KILASBANGGAI.COM, BUNTA – Gelombang protes menguat setelah keputusan sepihak Kepala SMA Negeri 03 Bunta, kecamatan Bunta, kabupaten Banggai, Sulawesi tengah yang dinilai tidak objektif dan melampaui kewenangan dalam menangani kasus perkelahian siswa pada 28 November 2025.
Insiden yang terjadi di luar lingkungan dan jam sekolah itu justru dijadikan dasar sekolah untuk menjatuhkan sanksi ekstrem yaitu mengeluarkan siswa bernama Aksa dari sekolah setelah ujian.
Keputusan ini memicu kemarahan publik, terutama organisasi mahasiswa. BEM Untika menilai tindakan Kepala Sekolah merupakan bentuk penyalahgunaan wewenang yang tidak boleh ditoleransi.
Mentri Advokasi dan Kajian Strategis BEM Untika dalam pernyataannya menyebut keputusan itu sebagai “tindakan otoriter yang menginjak hak pendidikan anak.”
“Mengeluarkan siswa atas kejadian yang bahkan bukan dalam ranah sekolah adalah preseden buruk.

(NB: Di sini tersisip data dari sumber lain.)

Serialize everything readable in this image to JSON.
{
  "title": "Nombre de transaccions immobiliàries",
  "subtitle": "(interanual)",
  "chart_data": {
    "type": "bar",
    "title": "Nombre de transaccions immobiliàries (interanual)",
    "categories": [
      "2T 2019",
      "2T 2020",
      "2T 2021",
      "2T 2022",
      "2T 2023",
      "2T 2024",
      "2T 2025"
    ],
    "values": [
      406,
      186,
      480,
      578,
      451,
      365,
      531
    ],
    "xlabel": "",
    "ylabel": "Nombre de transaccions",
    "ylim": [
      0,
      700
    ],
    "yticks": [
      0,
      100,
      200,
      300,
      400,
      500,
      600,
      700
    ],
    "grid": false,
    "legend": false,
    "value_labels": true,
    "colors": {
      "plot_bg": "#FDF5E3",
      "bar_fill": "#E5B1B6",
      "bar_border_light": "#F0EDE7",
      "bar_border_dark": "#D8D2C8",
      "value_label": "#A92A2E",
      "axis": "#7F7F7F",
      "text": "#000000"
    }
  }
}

Ini bukan sikap seorang pendidik, melainkan sikap penguasa yang gagal mengerti mandat moralnya,” tegasnya.
Pihak keluarga korban juga mengecam keras keputusan tersebut. Melfa Abidina, orang tua Aksa, menyebut bahwa sekolah telah membuat keputusan tanpa prosedur yang jelas, tanpa berita acara dan tanpa mengacu pada tata tertib resmi.
“Kami tidak menerima keputusan sepihak ini. Hak masa depan anak saya bukan alat eksperimen bagi kebijakan yang tidak jelas,” ujarnya.
BEM Untika menilai Kepala Sekolah telah melanggar prinsip dasar pendidikan dan AUPB (Asas-Asas Umum Pemerintahan yang Baik), termasuk asas kepastian hukum, asas kecermatan, dan asas perlindungan terhadap hak warga negara.
Menurut para aktivis, jika tindakan seperti ini dibiarkan, sekolah akan berubah menjadi ruang represi, bukan ruang tumbuh kembang anak.
“Kami mencatat bahwa tidak ada satu pun alasan objektif yang dapat membenarkan pengeluaran siswa ini. Keputusan seperti ini hanya memperlihatkan betapa buruknya tata kelola sekolah,” kata salah satu Mentri Advokasi dan Kajian Strategis.
BEM Untika bersama keluarga siswa dan sejumlah elemen masyarakat resmi mengajukan tuntutan sebagai berikut:
1. Pencopotan Kepala SMA Negeri 03 Bunta karena diduga menyalahgunakan wewenang dan bertindak tidak objektif.
2. Investigasi menyeluruh oleh Dinas Pendidikan terhadap seluruh proses pengambilan keputusan.
3. Pemulihan hak pendidikan Aksa, tanpa diskriminasi dan tanpa penundaan.
4. Evaluasi total tata kelola sekolah, agar praktik otoriter serupa tidak kembali terjadi.
5. Penerapan mekanisme pembinaan berbasis perlindungan anak, bukan hukuman ekstrem yang merusak masa depan siswa.
Para aktivis menegaskan bahwa kasus ini bukan persoalan satu siswa semata, tetapi persoalan kultur kekuasaan di lingkungan pendidikan.
“Ketika pendidikan dijalankan dengan cara-cara sewenang-wenang, maka tugas gerakan mahasiswa adalah berdiri di barisan depan. Kami tidak akan diam ketika hak-hak anak diinjak oleh lembaga yang seharusnya melindungi mereka,” ujar Sandi Mentri Advokasi dan Kajian Strategis dalam pernyataan penutup.